The balance of £8.3.7 is about equivalent to $1900 (the ‘Mr Munroe’ referred to was not the same man as the architect of the Church and Manse, though his name, like that of the architect, was properly spelt ‘Munro’).

Proposed by Mr Gilchrist and seconded by Mr Munroe and carried that Mr A. Turnbull be sent for and requested to hand over to the Treasurer the balance as shewn by balance sheet received and adopted at last meeting. Mr Turnbull was sent for. But on Mr Gilchrist and Mr Hamill requesting him to give up the £8.3.7 balance due to treasurer he stated that he had not got it and that he had used it. Mr Gilchrist reported the circumstance to the Committee whereupon Mr Eaton proposed and Mr Mohrman seconded that the balance held by Mr Turnbull be handed over to him to assist to assist him in his present pecuniary difficulties. (Committee of Management Minutes, 23-12-1872)
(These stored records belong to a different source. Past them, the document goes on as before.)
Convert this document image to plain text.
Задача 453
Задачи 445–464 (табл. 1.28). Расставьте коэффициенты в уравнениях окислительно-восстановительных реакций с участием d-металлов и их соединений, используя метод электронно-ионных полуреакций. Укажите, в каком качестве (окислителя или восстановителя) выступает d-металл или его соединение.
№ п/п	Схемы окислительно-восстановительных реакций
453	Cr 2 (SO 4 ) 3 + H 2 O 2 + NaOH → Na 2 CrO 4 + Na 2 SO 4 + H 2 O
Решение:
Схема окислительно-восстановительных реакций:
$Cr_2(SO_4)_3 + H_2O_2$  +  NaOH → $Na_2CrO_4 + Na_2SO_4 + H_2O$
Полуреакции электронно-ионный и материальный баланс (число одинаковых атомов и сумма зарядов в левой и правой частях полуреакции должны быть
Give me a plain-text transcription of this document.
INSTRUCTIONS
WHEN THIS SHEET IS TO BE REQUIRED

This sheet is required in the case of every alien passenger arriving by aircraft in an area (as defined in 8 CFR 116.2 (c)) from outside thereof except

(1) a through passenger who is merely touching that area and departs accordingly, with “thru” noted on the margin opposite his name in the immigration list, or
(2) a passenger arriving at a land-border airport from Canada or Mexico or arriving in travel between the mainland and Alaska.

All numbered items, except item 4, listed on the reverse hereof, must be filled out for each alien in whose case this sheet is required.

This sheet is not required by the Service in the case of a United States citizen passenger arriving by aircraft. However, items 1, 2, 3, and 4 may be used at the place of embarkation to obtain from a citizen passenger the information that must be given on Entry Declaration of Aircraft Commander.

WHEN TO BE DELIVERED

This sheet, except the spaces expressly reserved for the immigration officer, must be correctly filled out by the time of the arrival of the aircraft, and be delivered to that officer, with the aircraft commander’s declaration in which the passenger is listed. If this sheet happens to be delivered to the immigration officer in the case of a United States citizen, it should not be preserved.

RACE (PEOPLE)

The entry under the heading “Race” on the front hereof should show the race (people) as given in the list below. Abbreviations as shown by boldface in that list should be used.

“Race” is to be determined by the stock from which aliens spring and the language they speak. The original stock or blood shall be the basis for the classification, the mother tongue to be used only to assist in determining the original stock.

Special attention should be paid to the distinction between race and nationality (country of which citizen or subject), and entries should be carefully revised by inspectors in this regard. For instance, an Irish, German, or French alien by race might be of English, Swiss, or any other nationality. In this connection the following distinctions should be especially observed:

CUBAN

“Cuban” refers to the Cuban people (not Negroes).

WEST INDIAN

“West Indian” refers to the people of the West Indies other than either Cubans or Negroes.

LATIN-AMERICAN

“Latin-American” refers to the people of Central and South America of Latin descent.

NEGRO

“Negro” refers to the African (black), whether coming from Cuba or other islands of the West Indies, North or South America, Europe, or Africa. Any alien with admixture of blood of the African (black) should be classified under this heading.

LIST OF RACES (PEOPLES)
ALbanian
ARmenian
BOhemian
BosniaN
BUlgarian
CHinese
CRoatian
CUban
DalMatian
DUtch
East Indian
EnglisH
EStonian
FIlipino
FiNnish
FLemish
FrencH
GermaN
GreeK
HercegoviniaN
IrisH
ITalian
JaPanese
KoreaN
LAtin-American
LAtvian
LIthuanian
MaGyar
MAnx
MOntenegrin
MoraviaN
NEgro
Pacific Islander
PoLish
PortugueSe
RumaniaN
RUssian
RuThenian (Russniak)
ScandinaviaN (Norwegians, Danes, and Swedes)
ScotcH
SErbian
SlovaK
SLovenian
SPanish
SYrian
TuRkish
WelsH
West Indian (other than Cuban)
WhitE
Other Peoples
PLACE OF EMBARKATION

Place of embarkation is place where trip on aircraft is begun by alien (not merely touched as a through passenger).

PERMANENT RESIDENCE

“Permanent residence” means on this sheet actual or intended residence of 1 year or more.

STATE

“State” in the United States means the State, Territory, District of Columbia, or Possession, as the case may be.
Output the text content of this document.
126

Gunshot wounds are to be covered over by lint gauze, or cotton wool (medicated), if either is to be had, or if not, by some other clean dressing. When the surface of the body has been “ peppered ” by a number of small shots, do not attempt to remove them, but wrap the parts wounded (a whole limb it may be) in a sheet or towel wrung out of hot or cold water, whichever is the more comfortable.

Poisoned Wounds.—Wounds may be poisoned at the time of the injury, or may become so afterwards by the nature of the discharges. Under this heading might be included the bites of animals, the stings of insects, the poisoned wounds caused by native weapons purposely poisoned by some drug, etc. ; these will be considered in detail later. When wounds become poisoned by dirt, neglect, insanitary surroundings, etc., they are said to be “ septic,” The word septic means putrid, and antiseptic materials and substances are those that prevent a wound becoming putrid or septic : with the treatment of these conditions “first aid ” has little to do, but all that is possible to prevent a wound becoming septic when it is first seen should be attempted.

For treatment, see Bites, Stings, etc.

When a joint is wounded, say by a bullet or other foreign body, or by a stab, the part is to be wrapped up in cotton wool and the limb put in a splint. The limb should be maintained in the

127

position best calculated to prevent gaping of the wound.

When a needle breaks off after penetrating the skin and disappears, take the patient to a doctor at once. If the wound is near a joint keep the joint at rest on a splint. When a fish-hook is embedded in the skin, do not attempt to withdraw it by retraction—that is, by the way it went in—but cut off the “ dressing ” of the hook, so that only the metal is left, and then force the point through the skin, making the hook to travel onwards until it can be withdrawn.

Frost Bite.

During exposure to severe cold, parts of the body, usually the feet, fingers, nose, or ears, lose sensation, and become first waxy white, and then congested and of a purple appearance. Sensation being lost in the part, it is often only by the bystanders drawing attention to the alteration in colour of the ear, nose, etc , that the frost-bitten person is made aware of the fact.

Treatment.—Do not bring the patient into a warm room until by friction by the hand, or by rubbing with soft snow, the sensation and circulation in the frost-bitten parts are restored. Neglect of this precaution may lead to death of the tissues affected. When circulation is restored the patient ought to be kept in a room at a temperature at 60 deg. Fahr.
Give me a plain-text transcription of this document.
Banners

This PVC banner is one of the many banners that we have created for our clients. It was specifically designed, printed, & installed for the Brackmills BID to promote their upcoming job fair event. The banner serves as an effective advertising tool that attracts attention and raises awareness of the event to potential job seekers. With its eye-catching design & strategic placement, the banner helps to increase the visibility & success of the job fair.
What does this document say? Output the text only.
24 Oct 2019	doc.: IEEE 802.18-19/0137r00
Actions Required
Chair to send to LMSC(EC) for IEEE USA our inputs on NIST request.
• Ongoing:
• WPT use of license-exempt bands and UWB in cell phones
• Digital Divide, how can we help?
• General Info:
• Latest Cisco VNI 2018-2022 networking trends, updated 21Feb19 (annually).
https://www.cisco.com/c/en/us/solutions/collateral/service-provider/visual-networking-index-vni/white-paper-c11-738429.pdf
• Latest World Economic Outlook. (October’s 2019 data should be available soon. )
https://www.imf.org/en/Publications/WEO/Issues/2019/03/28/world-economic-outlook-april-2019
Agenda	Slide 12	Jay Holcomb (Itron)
At this stage the Committee may have forgiven their minister for having been found with his hand in the till, but it was not prepared to forget:

Secretary read letter addressed to him from A. Turnbull requesting the Committee to exonerate him from blame in connection with balance of Tea Meeting not forthcoming. Secretary instructed not to reply. Letters addressed to Mr Allan from Mr Turnbull, one in reference to one week’s salary, which was considered by the Committee to be very inconsistent indeed. (Committee of Management Minutes, 6-1-1873)

The final note on Rev Turnbull’s career comes from the Session:

Dr McGibbon explained the object of the meeting viz. to state the treatment of Archibald Turnbull by himself and the Session. (Congregational Meeting Minutes, 20-1-1873)

There is no further explanation of this cryptic entry. Rev Turnbull seems to have continued his career in Victoria; the congregation were still looking for a minister who was prepared to stay.